Las protestas transcurren en un medio considerado casi
natural por quienes participan en ellas: el medio urbano. Sin embargo, se trata
de un espacio creado y organizado por el capital, el más indicado para
conformar y desarrollar su mundo. Las metrópolis y conurbaciones son los
elementos fundamentales del espacio de la mercancía, un escenario neutralizado
y monitorizado que funciona como fábrica, en donde la comunicación directa, y
por lo tanto, la conciencia y la rebeldía, son casi imposibles. Cualquier
revuelta verdadera ha de luchar por liberar el espacio de los signos del poder
y abrirlo al encuentro en pro de la descolonización de la vida cotidiana; ha de
ser una revuelta contra la sociedad urbana. La cuestión social es esencialmente
cuestión urbana, por lo que el rechazo del capitalismo implica el de la
conurbación, su recipiente idóneo. El punto de inflexión en el adiestramiento
consumista y político puede producirse en esos dormitorios monitorizados
llamados barrios, si las asambleas que consigan formarse durante las crisis
devienen contrainstituciones desde donde pueda criticarse el modelo urbano
metropolitano y confeccionarse un modelo alternativo en armonía con el
territorio. En las asambleas de barrio representativas puede emerger un sujeto
autónomo, una nueva clase que se resista a la problemática ciudadanista que
llega de las plazas planteando y desplegando la cuestión urbana (autonomía del
barrio, problemas logísticos, contacto real con el campo, ocupación de espacios
públicos, recuperación del saber artesano, anticonsumo, lucha contra planes
urbanísticos e infraestructuras, etc.). Nada de eso se colige de las protestas,
que parecen encontrarse a gusto respirando el aire contaminado del ambiente
urbanita, una porción del cual han convertido en ágora ciudadana, lugar en el
que tienen carta blanca las vacuidades ciudadanistas.
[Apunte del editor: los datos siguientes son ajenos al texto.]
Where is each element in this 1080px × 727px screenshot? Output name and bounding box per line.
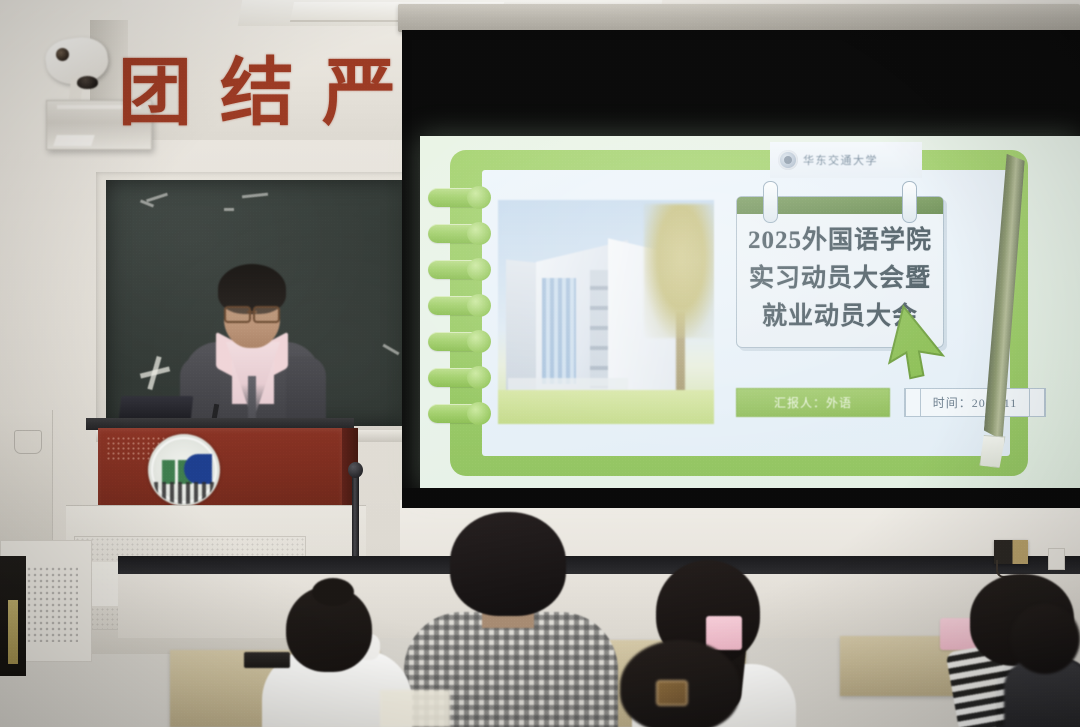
spiral-ring: [428, 260, 486, 279]
notebook-spiral-rings: [428, 188, 492, 442]
spiral-ring: [428, 224, 486, 243]
camera-lens-icon: [56, 48, 69, 61]
dark-device: [244, 652, 290, 668]
spiral-ring: [428, 188, 486, 207]
spiral-ring: [428, 296, 486, 315]
list-item: [1010, 604, 1080, 727]
screen-valance: [398, 4, 1080, 32]
slide-date-label: 时间：2024.11: [904, 388, 1046, 417]
university-logo-plate: 华东交通大学: [770, 142, 922, 178]
chalk-mark: [242, 193, 268, 199]
cabinet-handle[interactable]: [14, 430, 42, 454]
microphone-head-icon: [348, 462, 363, 478]
classroom-scene: 团 结 严: [0, 0, 1080, 727]
screen-bottom-bar: [402, 488, 1080, 508]
wall-motto-char-1: 团: [118, 57, 192, 131]
laptop[interactable]: [119, 396, 194, 420]
paper-sheet: [380, 690, 450, 727]
university-logo-icon: [778, 150, 798, 170]
spiral-ring: [428, 368, 486, 387]
camera-second-lens-icon: [77, 76, 98, 89]
chalk-mark: [224, 208, 234, 211]
slide-title-line-1: 2025外国语学院: [748, 223, 932, 259]
university-logo-text: 华东交通大学: [803, 152, 878, 168]
spiral-ring: [428, 332, 486, 351]
slide-title-line-2: 实习动员大会暨: [749, 261, 931, 297]
glasses-icon: [222, 306, 282, 319]
wall-plate: [1048, 548, 1065, 570]
binder-clip-right-icon: [902, 181, 917, 223]
university-emblem-icon: [148, 434, 220, 506]
door-strip: [8, 600, 18, 664]
wall-motto-char-2: 结: [220, 57, 294, 131]
presenter: [178, 264, 326, 432]
chalk-mark: [146, 193, 168, 203]
presentation-slide: 华东交通大学 2025外国语学院: [420, 136, 1080, 488]
wall-motto-char-3: 严: [322, 57, 396, 131]
spiral-ring: [428, 404, 486, 423]
chalk-mark: [382, 344, 399, 356]
wall-motto: 团 结 严: [118, 52, 418, 136]
slide-presenter-label: 汇报人：外语: [736, 388, 890, 417]
binder-clip-left-icon: [763, 181, 778, 223]
campus-building-photo: [498, 200, 714, 424]
list-item: [620, 640, 752, 727]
Sucede así porque la
mentalidad de la clase media manda en la movilización y sus representantes
llevan la iniciativa. Por eso la crisis social no se manifiesta sino como
crisis política, crisis del sistema político, momento político de las recetas
ciudadanistas.
El ciudadanismo es la ideología mejor adaptada a las conurbaciones,
puesto que realmente no necesita de un espacio público para reproducirse, sino
de algo que se le asemeje, una especie de espacio formal y simbólico en el que
representar un debate aparente. Para que uno real pueda darse ha de existir un
público real, una comunidad de lucha, pero una comunidad de ese estilo –un
sujeto colectivo- es todo lo contrario de una asamblea ciudadana, agregado
volátil de individualidades mutiladas que imita los gestos de la discusión
directa sin concluir por lo tanto en la dirección requerida, pues
cuidadosamente evita el riesgo rehuyendo el combate. Sus batallas son puro
ruido y su heroicidad, nada más que pose. Una comunidad de lucha –una fuerza
social histórica- solamente puede formarse a partir de una voluntad consciente
de separación, de un esfuerzo desertor hijo de la oposición total al sistema
capitalista, o lo que es lo mismo, del cuestionamiento profundo del modo de
vida industrial, o sea, de la ruptura con sociedad urbana. Paro juvenil o
recorte presupuestario, el punto de partida es lo de menos pues si los ánimos
se caldean todos conducen al mismo sitio; lo principal reside en el logro de
autonomía suficiente para desviarse de los cauces establecidos yendo al fondo
de la cuestión –la libertad- sin mediadores “responsables” ni tutores
vigilantes. Y eso no se consigue más que marcando distancias claras con el
bando de la dominación y disponiéndose a una larga y ardua lucha contra ella.